Flor laughed, “Slugs don’t have much in common with lemmings.”
Looking at the older woman, Ira asked, “Why would an economics professor talk about lemmings?”
Flor considered for a moment, “Lemmings are sometimes used as examples of overconsumption, or when herd instincts drive people to act against their self interest.”
“Like lemmings following their herd off a cliff,” Ira said as she chewed on her lips and tried to remember what Adrian first said. “Originally he said that his instructor told him that slugs are like lemmings, and Adrian understood that in a very literal way. Lemmings do this, therefore slugs do too. He’s ten years old-”
“Eleven,” Magnus corrected absently.
“-so for him, the dramatic detail he remembered was that lemmings jump off cliffs, which he u
nderstood to mean they were committing suicide.”
“Which he clarified he was wrong about,” Magnus reminded her.
Ira looked up and pointed a finger at him. “Exactly! They don’t. So what was the lesson? What was the comparison the tutor was drawing between the lemmings and the slugs?”
She thought for a moment, taking a sip of her beer, while Magnus watched her with curious eyes.
“What if,” Ira said slowly as she lowered her beer glass back to the table, “the slugs were actually an allegory for the cliff.”
Flor arched a brow at her, “Now you’ve completely lost it.”
“No, no, hear me out,” she pleaded as she frantically tried to make sense of her thoughts. She sat up straighter in her chair, hands in front of her in a ‘slow down’ gesture as though she could curb the speed her mind was moving.
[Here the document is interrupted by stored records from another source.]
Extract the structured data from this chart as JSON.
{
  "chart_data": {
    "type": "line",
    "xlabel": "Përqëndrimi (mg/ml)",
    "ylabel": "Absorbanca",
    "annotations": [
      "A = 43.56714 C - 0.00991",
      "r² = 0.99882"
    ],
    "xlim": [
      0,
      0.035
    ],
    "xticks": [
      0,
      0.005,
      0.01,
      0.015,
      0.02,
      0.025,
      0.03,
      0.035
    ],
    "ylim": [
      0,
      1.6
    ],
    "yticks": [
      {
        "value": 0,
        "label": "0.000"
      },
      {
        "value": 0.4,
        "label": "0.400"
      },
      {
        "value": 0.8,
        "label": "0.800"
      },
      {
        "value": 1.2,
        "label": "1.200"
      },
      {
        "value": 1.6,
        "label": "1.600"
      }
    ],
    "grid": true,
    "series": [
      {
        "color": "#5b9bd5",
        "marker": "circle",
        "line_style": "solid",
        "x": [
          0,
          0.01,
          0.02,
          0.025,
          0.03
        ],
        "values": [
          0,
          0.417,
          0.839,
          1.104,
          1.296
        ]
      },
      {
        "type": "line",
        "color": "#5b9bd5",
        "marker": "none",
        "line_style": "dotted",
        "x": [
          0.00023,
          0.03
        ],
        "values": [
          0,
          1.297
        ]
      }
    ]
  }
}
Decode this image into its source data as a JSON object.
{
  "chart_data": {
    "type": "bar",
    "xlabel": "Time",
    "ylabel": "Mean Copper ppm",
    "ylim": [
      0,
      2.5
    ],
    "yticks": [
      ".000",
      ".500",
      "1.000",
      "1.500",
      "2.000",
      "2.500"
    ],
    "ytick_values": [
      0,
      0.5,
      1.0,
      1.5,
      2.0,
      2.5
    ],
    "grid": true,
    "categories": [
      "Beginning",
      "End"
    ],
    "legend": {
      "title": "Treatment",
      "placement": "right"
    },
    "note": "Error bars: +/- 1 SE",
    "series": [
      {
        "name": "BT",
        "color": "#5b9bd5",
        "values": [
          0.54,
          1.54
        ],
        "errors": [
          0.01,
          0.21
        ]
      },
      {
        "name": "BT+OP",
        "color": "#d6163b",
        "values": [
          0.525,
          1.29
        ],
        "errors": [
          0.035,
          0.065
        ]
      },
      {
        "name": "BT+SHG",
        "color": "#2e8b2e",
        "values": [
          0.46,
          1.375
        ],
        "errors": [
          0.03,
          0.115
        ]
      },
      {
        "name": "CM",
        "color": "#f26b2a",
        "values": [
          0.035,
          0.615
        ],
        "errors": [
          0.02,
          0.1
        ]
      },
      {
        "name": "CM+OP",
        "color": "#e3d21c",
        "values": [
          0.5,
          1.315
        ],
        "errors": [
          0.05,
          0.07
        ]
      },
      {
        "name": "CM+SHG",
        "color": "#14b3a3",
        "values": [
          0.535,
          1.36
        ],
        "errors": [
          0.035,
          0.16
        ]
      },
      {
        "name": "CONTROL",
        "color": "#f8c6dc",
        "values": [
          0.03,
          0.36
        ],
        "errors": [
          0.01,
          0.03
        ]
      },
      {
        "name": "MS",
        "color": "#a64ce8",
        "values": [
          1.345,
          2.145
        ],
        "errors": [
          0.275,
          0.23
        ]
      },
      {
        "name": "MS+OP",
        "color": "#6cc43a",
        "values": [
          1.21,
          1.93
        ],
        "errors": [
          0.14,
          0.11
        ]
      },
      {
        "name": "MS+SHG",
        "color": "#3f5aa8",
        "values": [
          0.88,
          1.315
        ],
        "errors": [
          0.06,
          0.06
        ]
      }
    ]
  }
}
She had to be wrong, it couldn’t be true.
“What if, the instructor was saying that in the same way that lemmings jump from cliffs as a way to control their population - albeit unintentionally - the slugs exist to control the rybrum? A self regulating mechanism that ensures the rybrum fields don’t get too big, just as the lemmings leaving their colonies ensures they don’t outgrow the available resources.”
Magnus’ eyes darkened and his lip curled into a sneer. “Unfortunately that would not be surprising. We know that Valverna has no interest in letting the rybrum fields grow any bigger, it is not a stretch to assume that the slugs were brought in as a safety net to ensure they never did.”
Ira’s eyes widened as the implications set in.
“You’re right. The slugs were intended as a permanent measure, to keep the rybrum under wraps. So what if it cannot be undone. What if once introduced, there is no way to undo this plague?”
“What would that change?” Flor looked at her in confusion. “The city has no interest in removing the slugs if they still hold the market. There would be no benefit to them suddenly flooding the world with rybrum.”